RAMNI: You are born into that particular floor of a multi-story building and you live there all your life and you die in it.
In 2018, the Pew Research Center found that almost three million people from India lived in the United States, making them the third-largest immigrant group in the country.
But despite the growing presence of Indians in the U.S., experts don’t agree on whether caste discrimination is a problem that needs to be legislated.
SUDHA JAGANNATHAN: My name is Sudha Jagannathan. I am a board member at COHNA.
COHNA is the Coalition of Hindus of North America.

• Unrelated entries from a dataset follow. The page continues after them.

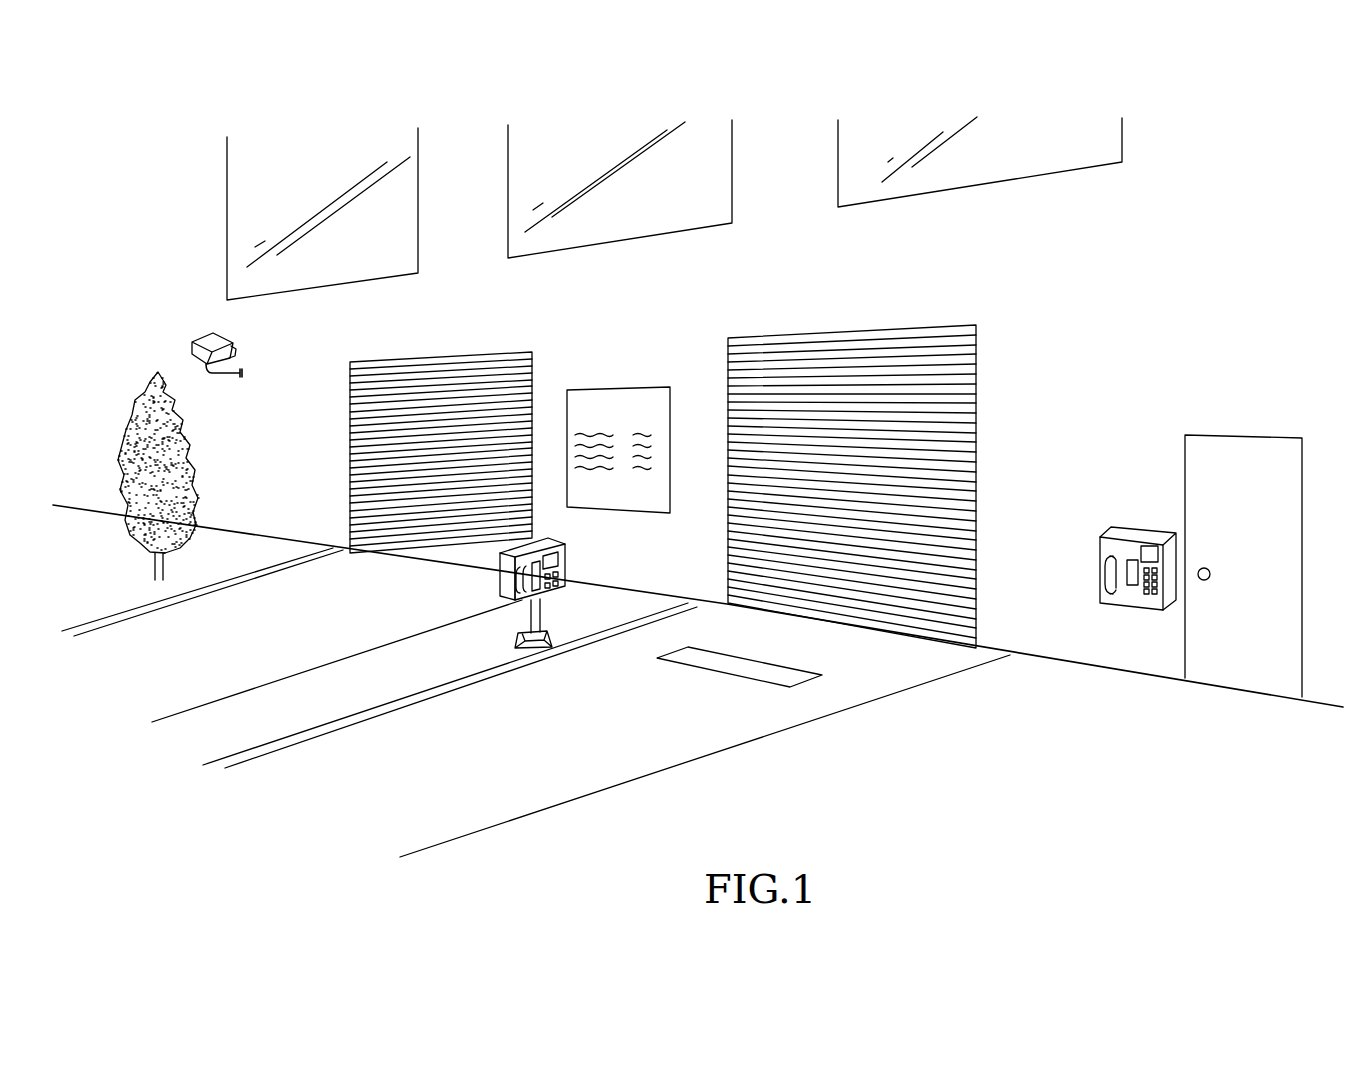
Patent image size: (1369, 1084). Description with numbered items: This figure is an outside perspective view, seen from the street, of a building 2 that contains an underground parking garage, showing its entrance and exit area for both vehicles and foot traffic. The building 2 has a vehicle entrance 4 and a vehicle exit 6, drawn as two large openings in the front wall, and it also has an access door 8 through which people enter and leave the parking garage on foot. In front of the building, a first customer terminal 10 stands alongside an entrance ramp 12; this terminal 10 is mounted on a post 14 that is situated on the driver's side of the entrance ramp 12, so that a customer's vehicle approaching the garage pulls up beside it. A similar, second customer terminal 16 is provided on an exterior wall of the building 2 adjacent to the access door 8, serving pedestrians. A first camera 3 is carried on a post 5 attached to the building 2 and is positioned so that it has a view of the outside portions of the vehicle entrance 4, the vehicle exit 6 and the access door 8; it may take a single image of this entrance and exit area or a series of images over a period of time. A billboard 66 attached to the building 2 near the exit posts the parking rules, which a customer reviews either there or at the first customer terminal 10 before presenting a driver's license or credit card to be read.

The building 2 is at (1140, 282).
The first camera 3 is at (216, 336).
The vehicle entrance 4 is at (989, 401).
The post 5 is at (228, 378).
The vehicle exit 6 is at (348, 468).
The access door 8 is at (1287, 570).
The first customer terminal 10 is at (570, 546).
The entrance ramp 12 is at (409, 779).
The post 14 is at (532, 615).
The second customer terminal 16 is at (1098, 568).
The billboard 66 is at (616, 387).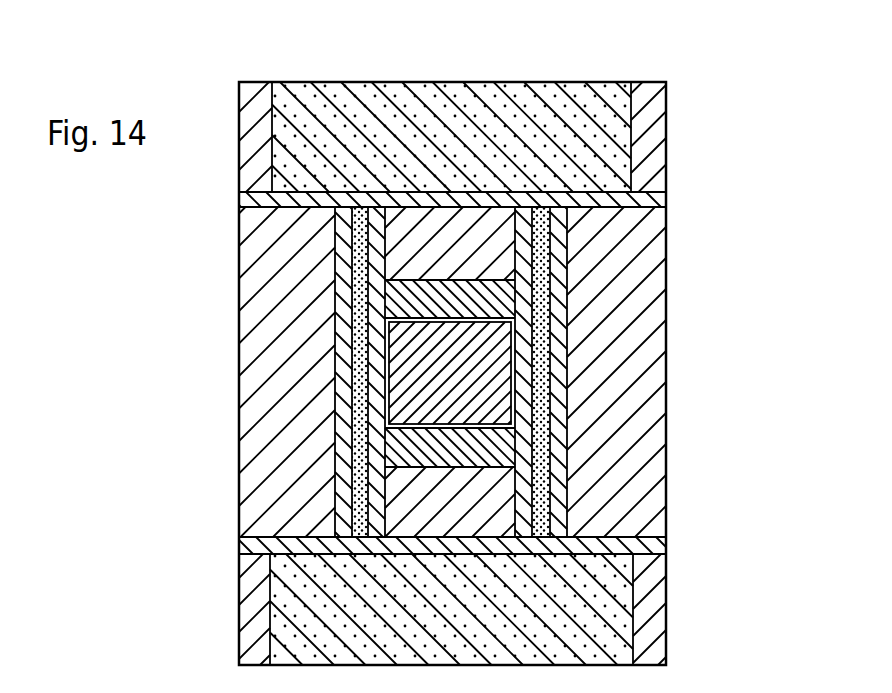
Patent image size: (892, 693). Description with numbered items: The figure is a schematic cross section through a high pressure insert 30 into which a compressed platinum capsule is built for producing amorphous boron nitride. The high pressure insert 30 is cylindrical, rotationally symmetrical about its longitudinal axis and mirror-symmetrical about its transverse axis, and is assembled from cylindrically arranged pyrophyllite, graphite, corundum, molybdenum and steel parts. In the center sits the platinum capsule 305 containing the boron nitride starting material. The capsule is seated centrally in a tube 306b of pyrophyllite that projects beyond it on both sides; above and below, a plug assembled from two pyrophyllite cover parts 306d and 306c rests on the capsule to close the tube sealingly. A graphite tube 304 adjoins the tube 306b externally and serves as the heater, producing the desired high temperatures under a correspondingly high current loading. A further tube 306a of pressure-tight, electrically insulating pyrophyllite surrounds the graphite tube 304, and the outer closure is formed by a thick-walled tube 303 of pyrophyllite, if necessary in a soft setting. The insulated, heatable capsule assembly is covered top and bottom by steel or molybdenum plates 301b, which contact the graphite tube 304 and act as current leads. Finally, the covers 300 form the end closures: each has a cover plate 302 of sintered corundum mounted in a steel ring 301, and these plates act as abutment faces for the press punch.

The high pressure insert 30 is at (578, 68).
The cover 300 is at (677, 84).
The steel ring 301 is at (252, 98).
The cover plate 302 is at (367, 97).
The steel or molybdenum plate 301b is at (258, 200).
The thick-walled tube 303 is at (250, 285).
The graphite tube 304 is at (360, 334).
The platinum capsule 305 is at (417, 371).
The tube 306a is at (342, 437).
The tube 306b is at (376, 482).
The cover part 306c is at (478, 240).
The cover part 306d is at (482, 297).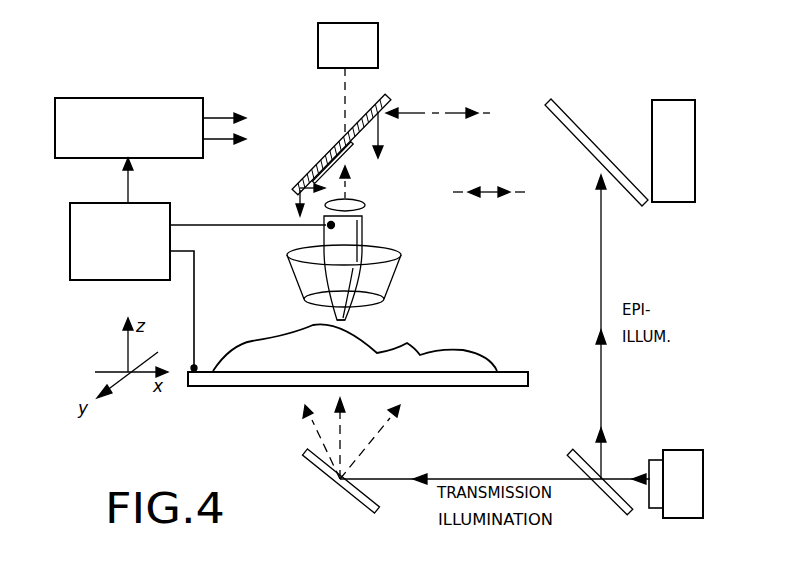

The group says caste discrimination is not as big of a problem as some people say.
JAGANNATHAN: My personal experience is that I have not faced caste discrimination ever.
Meanwhile, a civil rights group advocating for lower castes called Equality Labs found that two out of three Indians known as untouchables experienced discrimination in the workplace, and a quarter of them said they’d experienced verbal or physical assault.
But a Carnegie Endowment survey found that just 5 percent of Indian Americans have experienced discrimination, and it criticized the Equality Labs Survey for its small sample size.
There is even debate over whether caste discrimination is a problem in India itself. A Pew Research Center survey found that only about 20 percent of people in India have experienced caste discrimination in the last year.
Pushpita Prasad is also with COHNA.
PUSHPITA PRASAD: When you pass laws, they need to be based in data, systemic data, there is no data that shows that it’s caste discrimination in the U.S.
Prasad goes on to say that the laws harm Hindus by characterizing the group as discriminatory. She says while caste discrimination may happen on an individual basis, it’s not systemic.
In any case, there are people who report casteist attitudes in their communities and workplaces, and they want American law to start prohibiting it.
Here’s Wagde again.
WAGDE: And as the as the immigration from the—from the oppressed community increases, this problem is going to increase. And it's better to have solutions for the problems before the proper problems kind of blow up.
Reporting for WORLD, I’m Mary Muncy.
WORLD Radio transcripts are created on a rush deadline. This text may not be in its final form and may be updated or revised in the future. Accuracy and availability may vary. The authoritative record of WORLD Radio programming is the audio record.